Inform users about government data demands. Google promises to provide notice to users about government data requests and, in most cases, promises to make sure the notification happens before the data is turned over. However, Google does not commit to providing notice after an emergency has ended or a gag has been lifted:

If Google receives ECPA legal process for a user's account, it's our policy to notify the user via email before any information is disclosed. (If the account is an Enterprise Apps hosted end user account, notice may go to the domain administrator, or the end user, or both.) This gives the user an opportunity to file an objection with a court or the requesting party. If the request appears to be legally valid, we will endeavor to make a copy of the requested information before we notify the user.

There are a few exceptions to this policy:

A statute, court order or other legal limitation may prohibit Google from telling the user about the request;
We might not give notice in exceptional circumstances involving danger of death or serious physical injury to any person;

We might not give notice when we have reason to believe that the notice wouldn’t go to the actual account holder, for instance, if an account has been hijacked.

We review each request we receive before responding to make sure it satisfies applicable legal requirements and Google's policies. In certain cases we'll push back regardless of whether the user decides to challenge it legally.

Disclose data retention policies. Google publishes some information about log data and deleted data, but it is not complete and representative of all its services and thus does not qualify for a star.

Disclose content removal requests. Google does an exemplary job disclosing the number of times governments seek the removal of user content or accounts and how often the company complies, including formal legal process as well as informal government requests.

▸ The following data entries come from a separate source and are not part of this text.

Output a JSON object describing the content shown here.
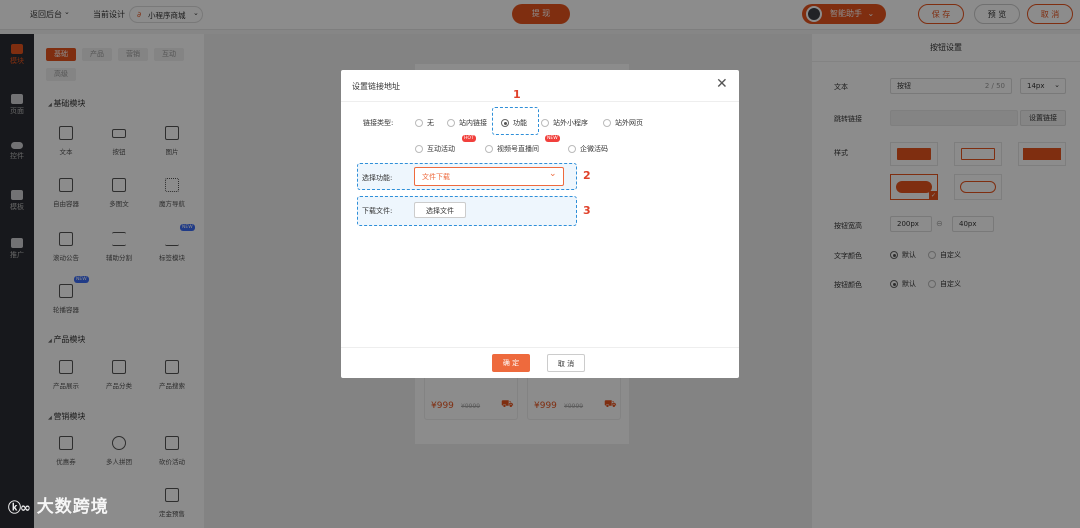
{
  "topbar": {
    "back_label": "返回后台",
    "current_design_label": "当前设计",
    "design_select_value": "小程序商城",
    "submit_label": "提 现",
    "assistant_label": "智能助手",
    "save_label": "保 存",
    "preview_label": "预 览",
    "cancel_label": "取 消"
  },
  "leftrail": {
    "items": [
      {
        "label": "模块"
      },
      {
        "label": "页面"
      },
      {
        "label": "控件"
      },
      {
        "label": "模板"
      },
      {
        "label": "推广"
      }
    ]
  },
  "leftpanel": {
    "tabs": [
      "基础",
      "产品",
      "营销",
      "互动",
      "高级"
    ],
    "sections": [
      {
        "title": "基础模块",
        "items": [
          "文本",
          "按钮",
          "图片",
          "自由容器",
          "多图文",
          "魔方导航",
          "滚动公告",
          "辅助分割",
          "标签模块",
          "轮播容器"
        ]
      },
      {
        "title": "产品模块",
        "items": [
          "产品展示",
          "产品分类",
          "产品搜索"
        ]
      },
      {
        "title": "营销模块",
        "items": [
          "优惠券",
          "多人拼团",
          "砍价活动",
          "定金预售"
        ]
      }
    ],
    "new_badge": "NEW"
  },
  "canvas": {
    "prices": [
      {
        "price": "¥999",
        "old": "¥9999"
      },
      {
        "price": "¥999",
        "old": "¥9999"
      }
    ]
  },
  "rightpanel": {
    "title": "按钮设置",
    "text_label": "文本",
    "text_value": "按钮",
    "text_count": "2 / 50",
    "font_size": "14px",
    "link_label": "跳转链接",
    "link_button": "设置链接",
    "style_label": "样式",
    "size_label": "按钮宽高",
    "width_value": "200px",
    "height_value": "40px",
    "text_color_label": "文字颜色",
    "button_color_label": "按钮颜色",
    "default_option": "默认",
    "custom_option": "自定义"
  },
  "dialog": {
    "title": "设置链接地址",
    "link_type_label": "链接类型:",
    "link_types": [
      "无",
      "站内链接",
      "功能",
      "站外小程序",
      "站外网页",
      "互动活动",
      "视频号直播间",
      "企微活码"
    ],
    "hot_badge": "HOT",
    "new_badge": "NEW",
    "function_label": "选择功能:",
    "function_value": "文件下载",
    "download_label": "下载文件:",
    "choose_file_button": "选择文件",
    "confirm_label": "确 定",
    "cancel_label": "取 消",
    "markers": [
      "1",
      "2",
      "3"
    ]
  },
  "watermark": {
    "text": "大数跨境"
  },
  "colors": {
    "accent": "#ee6a3d",
    "brand_orange": "#e8541e",
    "annotation_blue": "#2f8fd8",
    "annotation_red": "#e0412a"
  }
}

Pro-user public policy: oppose backdoors. In a public, official written format, Google opposes the compelled inclusion of deliberate security weaknesses. Google signed a coalition letter organized by the Open Technology Institute, which stated:

We urge you to reject any proposal that U.S. companies deliberately weaken the security of our products… Whether you call them “front doors” or “back doors,” introducing intentional vulnerabilities into secure products for the government’s use will make those products less secure against other attackers. Every computer security expert that has spoken publicly on this issue agrees on this point, including the government’s own experts.

[setha]

Their platforms are walled gardens, negating the alleged positive qualities.

[ShadowAce]

[Bloody Sam Roberts]

A lack of a star in columns 2 and 4 are, to me, the most disturbing.

[Terry L Smith]

I could not discern the titles on the columns of the charts, for they were both fuzzy and of colors hard to read.

What government requests? The Communist Chinese, through the inactions of the U.S. government, have every bit of information about me, as the hack that was recorded, extends back to 1985.